Ulm

MÜNSTER
If you’ve been reading along, you know we spent the last day of our trip in Ulm, Germany. Ulm is a beautiful little city located along the Donau (or Danube) river. It was the birthplace of Einstein, and also happens to have the highest cathedral spire in the world (photo above). The lure of Ulm, however, had nothing to do with any of the above. Ulm is special for Brandy and I because we met at the Army base that used to be there in 1990. Some of you have heard about the eight year almost romance that led up to Brandy and I’s marriage. Ulm factors prominently into that story.

Another draw was that an old friend of ours is still living in Ulm. Inge worked as the youth director at the protestant chapel in Ulm when I lived there in 2nd grade. She used to baby-sit me. When we returned to Ulm in 1990, Inge was still there working hard in the chapel program. Now, at an 80 that is mighty reminiscent of 60, she is working at the Ulm Museum and visiting the “old folks” at the nearby retirement community for her current church. Our visit with her was fascinating. As someone who spent a number of years in the United States (while born German, Inge married an American Soldier in WWII) Inge has a unique perspective on American and German culture. She repeatedly expressed her support for our mission, and how difficult it had been for her to find another fellowship of believers in the German community once the Army closed the base. One of the more interesting points that she made is that while her pastor is constantly trying to reach out to young people, Sunday mornings at the church are devoid of any younger people. If I correctly interpreted the program, all the celebrated birthdays the previous Sunday were for people between the ages of 70 and 90.

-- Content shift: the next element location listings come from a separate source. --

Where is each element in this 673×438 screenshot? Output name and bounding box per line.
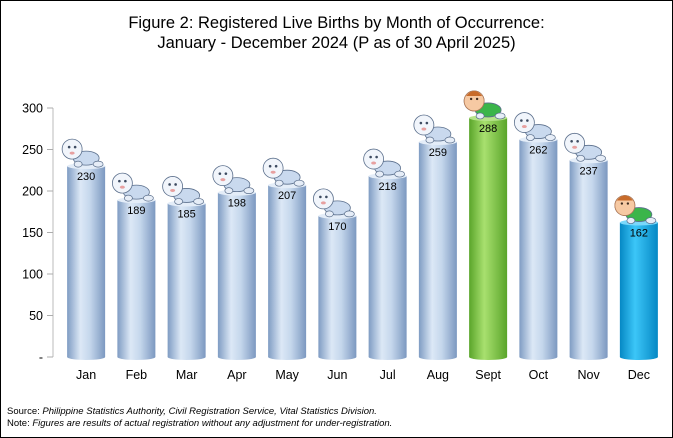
bar-base-jan <box>67 354 106 360</box>
value-label-dec: 162 <box>630 228 648 240</box>
note-text: Figures are results of actual registrati… <box>32 418 393 429</box>
x-tick-label-sept: Sept <box>475 368 501 382</box>
baby-icon <box>363 148 406 178</box>
y-tick-label: 150 <box>22 226 43 240</box>
bar-mar <box>167 203 206 357</box>
baby-icon <box>564 132 607 162</box>
note-line: Note: Figures are results of actual regi… <box>7 418 392 430</box>
chart-title-line-2: January - December 2024 (P as of 30 Apri… <box>157 34 516 52</box>
footnotes: Source: Philippine Statistics Authority,… <box>7 406 392 430</box>
bar-base-apr <box>217 354 256 360</box>
note-label: Note: <box>7 418 30 429</box>
value-labels-group: 230 189 185 198 207 170 218 259 288 262 237 162 <box>77 123 648 240</box>
chart-title-line-1: Figure 2: Registered Live Births by Mont… <box>128 14 545 32</box>
bar-base-aug <box>418 354 457 360</box>
value-label-jun: 170 <box>328 221 346 233</box>
baby-hair-icon <box>616 195 633 201</box>
bar-sept <box>469 117 508 358</box>
bars-group <box>67 114 658 360</box>
baby-icon <box>162 175 205 205</box>
x-tick-label-nov: Nov <box>578 368 601 382</box>
y-tick-label: 100 <box>22 268 43 282</box>
bar-jan <box>67 166 106 357</box>
value-label-jul: 218 <box>378 181 396 193</box>
bar-jun <box>318 215 357 357</box>
bar-dec <box>619 222 658 357</box>
baby-eye-icon <box>475 97 479 101</box>
source-label: Source: <box>7 406 40 417</box>
value-label-jan: 230 <box>77 171 95 183</box>
value-label-nov: 237 <box>579 165 597 177</box>
x-tick-label-jun: Jun <box>327 368 347 382</box>
x-tick-label-feb: Feb <box>126 368 148 382</box>
bar-base-sept <box>469 354 508 360</box>
value-label-may: 207 <box>278 190 296 202</box>
y-tick-label: 300 <box>22 102 43 116</box>
x-tick-label-jan: Jan <box>76 368 96 382</box>
bar-feb <box>117 200 156 357</box>
x-tick-label-aug: Aug <box>427 368 449 382</box>
baby-icon <box>312 188 355 218</box>
baby-icon <box>262 157 305 187</box>
value-label-sept: 288 <box>479 123 497 135</box>
value-label-oct: 262 <box>529 145 547 157</box>
bar-base-jul <box>368 354 407 360</box>
x-tick-label-jul: Jul <box>380 368 396 382</box>
bar-oct <box>519 139 558 357</box>
chart-title: Figure 2: Registered Live Births by Mont… <box>1 13 672 53</box>
bar-aug <box>418 142 457 357</box>
value-label-mar: 185 <box>177 208 195 220</box>
baby-hair-icon <box>466 90 483 96</box>
baby-icon <box>413 114 456 144</box>
baby-eye-icon <box>620 202 624 205</box>
y-tick-label: 200 <box>22 185 43 199</box>
x-tick-label-dec: Dec <box>628 368 650 382</box>
bar-base-feb <box>117 354 156 360</box>
bar-base-may <box>268 354 307 360</box>
bar-apr <box>217 192 256 357</box>
bar-base-dec <box>619 354 658 360</box>
bar-base-mar <box>167 354 206 360</box>
baby-icon <box>513 112 556 142</box>
baby-icon <box>212 165 255 195</box>
source-text: Philippine Statistics Authority, Civil R… <box>42 406 377 417</box>
y-tick-label: - <box>39 351 43 365</box>
value-label-aug: 259 <box>429 147 447 159</box>
baby-eye-icon <box>469 97 473 101</box>
baby-eye-icon <box>626 202 630 205</box>
bar-base-nov <box>569 354 608 360</box>
value-label-apr: 198 <box>228 198 246 210</box>
bar-base-jun <box>318 354 357 360</box>
x-tick-label-oct: Oct <box>529 368 549 382</box>
bar-base-oct <box>519 354 558 360</box>
value-label-feb: 189 <box>127 205 145 217</box>
x-tick-label-apr: Apr <box>227 368 246 382</box>
y-tick-label: 250 <box>22 143 43 157</box>
x-tick-label-mar: Mar <box>176 368 198 382</box>
bar-nov <box>569 160 608 357</box>
source-line: Source: Philippine Statistics Authority,… <box>7 406 392 418</box>
baby-icon <box>111 172 154 202</box>
baby-icon <box>61 138 104 168</box>
babies-group <box>61 90 657 225</box>
bar-may <box>268 185 307 357</box>
bar-jul <box>368 176 407 357</box>
x-tick-label-may: May <box>275 368 299 382</box>
y-tick-label: 50 <box>29 309 43 323</box>
x-axis: Jan Feb Mar Apr May Jun Jul Aug Sept Oct Nov Dec <box>76 368 650 382</box>
y-axis: - 50 100 150 200 250 300 <box>22 102 54 365</box>
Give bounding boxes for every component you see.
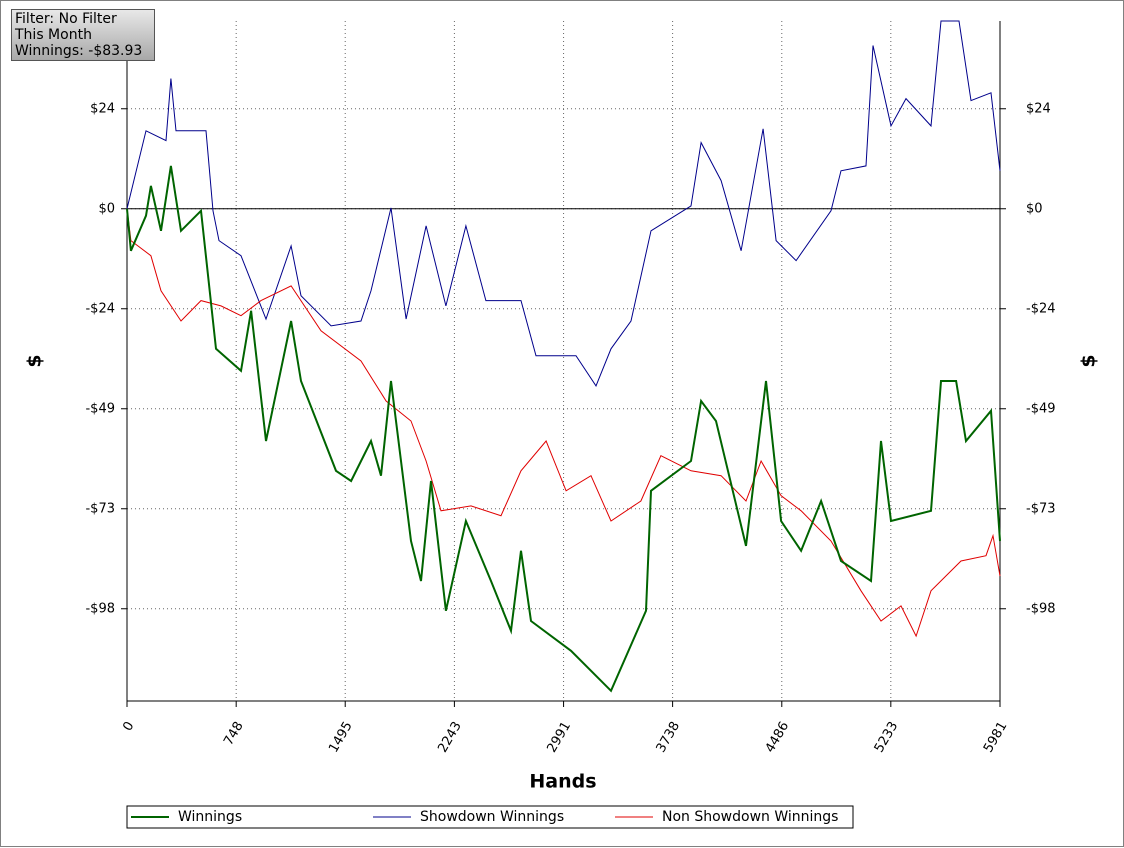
x-tick-label: 0 [120, 719, 137, 734]
x-tick-label: 4486 [763, 719, 793, 755]
y2-tick-label: -$73 [1026, 501, 1056, 516]
x-tick-label: 5981 [981, 719, 1011, 755]
info-line: This Month [15, 27, 92, 43]
x-axis-label: Hands [529, 771, 596, 793]
y-axis-label: $ [24, 354, 46, 367]
y-tick-label: $24 [90, 101, 115, 116]
legend-box [126, 805, 854, 829]
x-tick-label: 2991 [545, 719, 575, 755]
legend-label: Non Showdown Winnings [662, 809, 838, 825]
y2-axis-label: $ [1078, 354, 1100, 367]
x-tick-label: 1495 [326, 719, 356, 755]
y2-tick-label: -$98 [1026, 601, 1056, 616]
y2-tick-label: -$24 [1026, 301, 1056, 316]
x-tick-label: 2243 [435, 719, 465, 755]
info-line: Filter: No Filter [15, 11, 117, 27]
y-tick-label: -$24 [85, 301, 115, 316]
x-tick-label: 3738 [654, 719, 684, 755]
series-line [126, 208, 1001, 638]
y-tick-label: -$73 [85, 501, 115, 516]
series-line [126, 20, 1001, 387]
x-tick-label: 5233 [872, 719, 902, 755]
info-box: Filter: No Filter This Month Winnings: -… [11, 9, 155, 61]
x-tick-label: 748 [221, 719, 246, 748]
y2-tick-label: -$49 [1026, 401, 1056, 416]
legend-label: Showdown Winnings [420, 809, 564, 825]
y2-tick-label: $24 [1026, 101, 1051, 116]
series-line [126, 165, 1001, 693]
legend-label: Winnings [178, 809, 242, 825]
y-tick-label: -$98 [85, 601, 115, 616]
y-tick-label: $0 [98, 201, 115, 216]
info-line: Winnings: -$83.93 [15, 43, 143, 59]
y-tick-label: -$49 [85, 401, 115, 416]
y2-tick-label: $0 [1026, 201, 1043, 216]
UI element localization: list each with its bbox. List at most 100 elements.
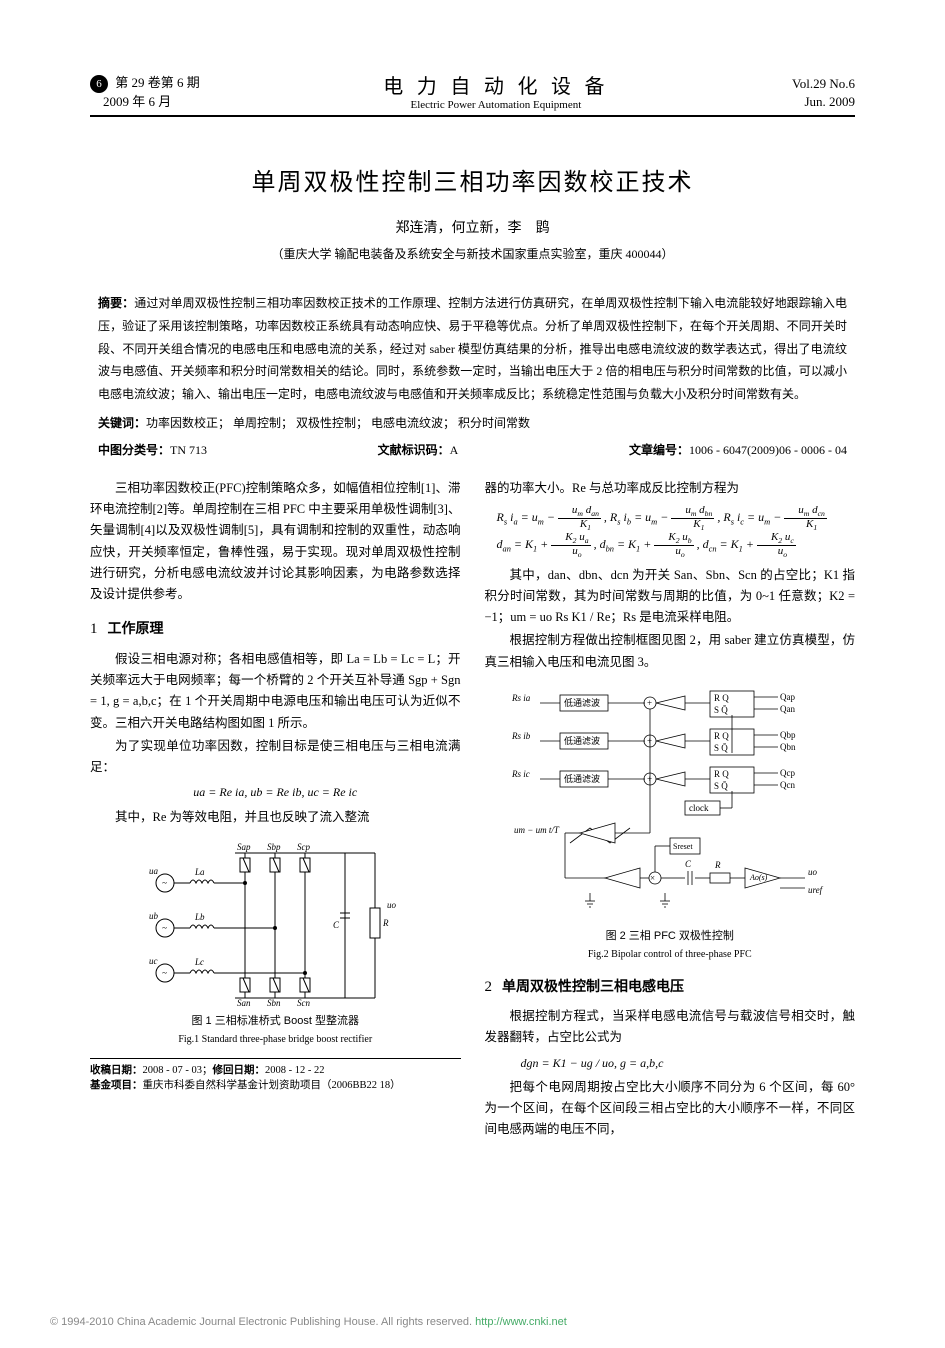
journal-name-cn: 电 力 自 动 化 设 备	[200, 70, 792, 99]
journal-name-en: Electric Power Automation Equipment	[200, 99, 792, 111]
clc-value: TN 713	[170, 443, 207, 457]
paper-authors: 郑连清，何立新，李 鹍	[90, 217, 855, 237]
right-column: 器的功率大小。Re 与总功率成反比控制方程为 Rs ia = um − um d…	[485, 478, 856, 1143]
svg-text:S Q̄: S Q̄	[714, 781, 728, 791]
svg-text:C: C	[333, 920, 340, 930]
section2-p2: 把每个电网周期按占空比大小顺序不同分为 6 个区间，每 60° 为一个区间，在每…	[485, 1077, 856, 1141]
abstract-text: 通过对单周双极性控制三相功率因数校正技术的工作原理、控制方法进行仿真研究，在单周…	[98, 296, 847, 401]
col2-continuation: 器的功率大小。Re 与总功率成反比控制方程为	[485, 478, 856, 499]
page-badge: 6	[90, 75, 108, 93]
col2-p3: 根据控制方程做出控制框图见图 2，用 saber 建立仿真模型，仿真三相输入电压…	[485, 630, 856, 673]
svg-text:uo: uo	[808, 867, 818, 877]
svg-text:Qcn: Qcn	[780, 780, 795, 790]
section2-num: 2	[485, 979, 493, 995]
control-equation-block: Rs ia = um − um danK1 , Rs ib = um − um …	[485, 505, 856, 559]
svg-text:ub: ub	[149, 911, 159, 921]
section1-formula1: ua = Re ia, ub = Re ib, uc = Re ic	[90, 782, 461, 802]
figure1-caption-en: Fig.1 Standard three-phase bridge boost …	[90, 1031, 461, 1048]
svg-text:Qbn: Qbn	[780, 742, 796, 752]
svg-text:Qan: Qan	[780, 704, 795, 714]
svg-text:低通滤波: 低通滤波	[564, 735, 600, 746]
header-left: 6 第 29 卷第 6 期 2009 年 6 月	[90, 74, 200, 111]
svg-text:uo: uo	[387, 900, 397, 910]
svg-text:Rs ic: Rs ic	[511, 769, 530, 779]
copyright-text: © 1994-2010 China Academic Journal Elect…	[50, 1316, 475, 1328]
svg-text:uc: uc	[149, 956, 158, 966]
doc-label: 文献标识码：	[378, 443, 450, 457]
section2-p1: 根据控制方程式，当采样电感电流信号与载波信号相交时，触发器翻转，占空比公式为	[485, 1006, 856, 1049]
paper-affiliation: （重庆大学 输配电装备及系统安全与新技术国家重点实验室，重庆 400044）	[90, 245, 855, 262]
section2-formula: dgn = K1 − ug / uo, g = a,b,c	[485, 1053, 856, 1073]
figure-2-svg: Rs ia 低通滤波 + R QS Q̄ Qap Qan Rs ib 低通滤波 …	[510, 683, 830, 923]
svg-text:Lc: Lc	[194, 957, 204, 967]
svg-text:~: ~	[162, 923, 167, 933]
fund-text: 重庆市科委自然科学基金计划资助项目（2006BB22 18）	[143, 1080, 401, 1091]
col2-p2: 其中，dan、dbn、dcn 为开关 San、Sbn、Scn 的占空比；K1 指…	[485, 565, 856, 629]
keywords-text: 功率因数校正； 单周控制； 双极性控制； 电感电流纹波； 积分时间常数	[146, 416, 530, 430]
two-column-body: 三相功率因数校正(PFC)控制策略众多，如幅值相位控制[1]、滞环电流控制[2]…	[90, 478, 855, 1143]
keywords-block: 关键词：功率因数校正； 单周控制； 双极性控制； 电感电流纹波； 积分时间常数	[98, 412, 847, 435]
section2-heading: 2 单周双极性控制三相电感电压	[485, 975, 856, 1001]
section2-title: 单周双极性控制三相电感电压	[502, 978, 684, 994]
svg-text:Scp: Scp	[297, 842, 310, 852]
section1-title: 工作原理	[108, 620, 164, 636]
svg-text:Sbn: Sbn	[267, 998, 281, 1008]
volume-en: Vol.29 No.6	[792, 76, 855, 91]
figure2-caption-cn: 图 2 三相 PFC 双极性控制	[485, 927, 856, 946]
doc-value: A	[450, 443, 459, 457]
figure1-caption-cn: 图 1 三相标准桥式 Boost 型整流器	[90, 1012, 461, 1031]
paper-title: 单周双极性控制三相功率因数校正技术	[90, 162, 855, 197]
svg-text:Sreset: Sreset	[673, 842, 693, 851]
svg-text:×: ×	[650, 873, 655, 883]
svg-text:Sbp: Sbp	[267, 842, 281, 852]
svg-text:S Q̄: S Q̄	[714, 743, 728, 753]
svg-text:ua: ua	[149, 866, 159, 876]
svg-text:Ao(s): Ao(s)	[749, 873, 768, 882]
section1-num: 1	[90, 621, 98, 637]
figure-2: Rs ia 低通滤波 + R QS Q̄ Qap Qan Rs ib 低通滤波 …	[485, 683, 856, 963]
volume-issue-cn: 第 29 卷第 6 期	[115, 75, 200, 90]
header-right: Vol.29 No.6 Jun. 2009	[792, 75, 855, 111]
cnki-link[interactable]: http://www.cnki.net	[475, 1316, 567, 1328]
left-column: 三相功率因数校正(PFC)控制策略众多，如幅值相位控制[1]、滞环电流控制[2]…	[90, 478, 461, 1143]
svg-text:Rs ib: Rs ib	[511, 731, 531, 741]
svg-text:R Q: R Q	[714, 693, 729, 703]
svg-text:Sap: Sap	[237, 842, 251, 852]
clc-label: 中图分类号：	[98, 443, 170, 457]
svg-text:R: R	[382, 918, 389, 928]
figure-1: ~ua ~ub ~uc La Lb Lc Sap Sbp Scp	[90, 838, 461, 1048]
svg-text:R: R	[714, 860, 721, 870]
svg-text:clock: clock	[689, 803, 709, 813]
svg-text:San: San	[237, 998, 251, 1008]
section1-heading: 1 工作原理	[90, 617, 461, 643]
svg-text:R Q: R Q	[714, 731, 729, 741]
svg-text:C: C	[685, 859, 692, 869]
svg-text:S Q̄: S Q̄	[714, 705, 728, 715]
svg-text:La: La	[194, 867, 205, 877]
figure-1-svg: ~ua ~ub ~uc La Lb Lc Sap Sbp Scp	[145, 838, 405, 1008]
classification-row: 中图分类号：TN 713 文献标识码：A 文章编号：1006 - 6047(20…	[98, 441, 847, 458]
abstract-block: 摘要：通过对单周双极性控制三相功率因数校正技术的工作原理、控制方法进行仿真研究，…	[98, 292, 847, 406]
revised-label: 修回日期：	[213, 1064, 266, 1076]
copyright-footer: © 1994-2010 China Academic Journal Elect…	[50, 1316, 567, 1328]
svg-text:低通滤波: 低通滤波	[564, 697, 600, 708]
svg-text:低通滤波: 低通滤波	[564, 773, 600, 784]
received-label: 收稿日期：	[90, 1064, 143, 1076]
svg-text:Qbp: Qbp	[780, 730, 796, 740]
intro-paragraph: 三相功率因数校正(PFC)控制策略众多，如幅值相位控制[1]、滞环电流控制[2]…	[90, 478, 461, 606]
svg-text:R Q: R Q	[714, 769, 729, 779]
svg-text:um − um t/T: um − um t/T	[514, 825, 560, 835]
revised-date: 2008 - 12 - 22	[265, 1065, 325, 1076]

Brandy and I had a lovely dinner and a long post-dinner chat with Inge after she met us at the train station and helped us navigate to our hotel via taxi. Then we slept, had a late breakfast and grabbed a bus downtown.

We wandered a bit. Explored the inside of the Cathedral, and actually got to go to an organ concert that they do everyday at noon.

Then we found lunch, and began to meander back toward the base. This was many miles of walking. We had done it 13 years ago when we were kids, but somehow memory left out what a long walk it was. 🙂 As you can see from the photos, though, Ulm is a beautiful old city.

This picture was taken in the “Bicycle Park.” Just across the street from the base, this was always a favorite haunt. I can remember having to run here for PE class in 9th grade. It’s filled with beautiful flower gardens, pools, picnic tables, and playgrounds, all crawling along the length of an old piece of wall.

Something in the way this photo was taken makes it look a bit like something from a dream, and in a lot of ways it is. This is the main hallway of what was once the American High School in Ulm. It’s now a special high school for engineering students, and yet it looks just the same. It’s like staring into a magic window to the past.

Our last stop is the building that used to be Wiley Chapel. Oddly enough it’s an Evangelical Free church. (The chances of this given the statistics in Germany is kind of like the chances of the American woman in the Gasthaus being related to a close friend of Durand’s.) This is where Brandy and I met. In this building I first walked up and introduced myself. The doors were locked and we couldn’t get inside, but it was nice to have stood in that place again.

After another evening meal and a little sleep at the hotel, we began our 20 hour journey home, navigating taxis, trains, airports, and connections until we arrived back in Colorado Springs.

I’ve spent much of the day today preparing clips for Jason to use to produce transcripts of all the interviews that I will use in the editing process for the Spark! video. (That and hanging out with my kids for the first time in two weeks.)

Thank you all for your prayers, and your support! God has blessed us richly to have people like you supporting us.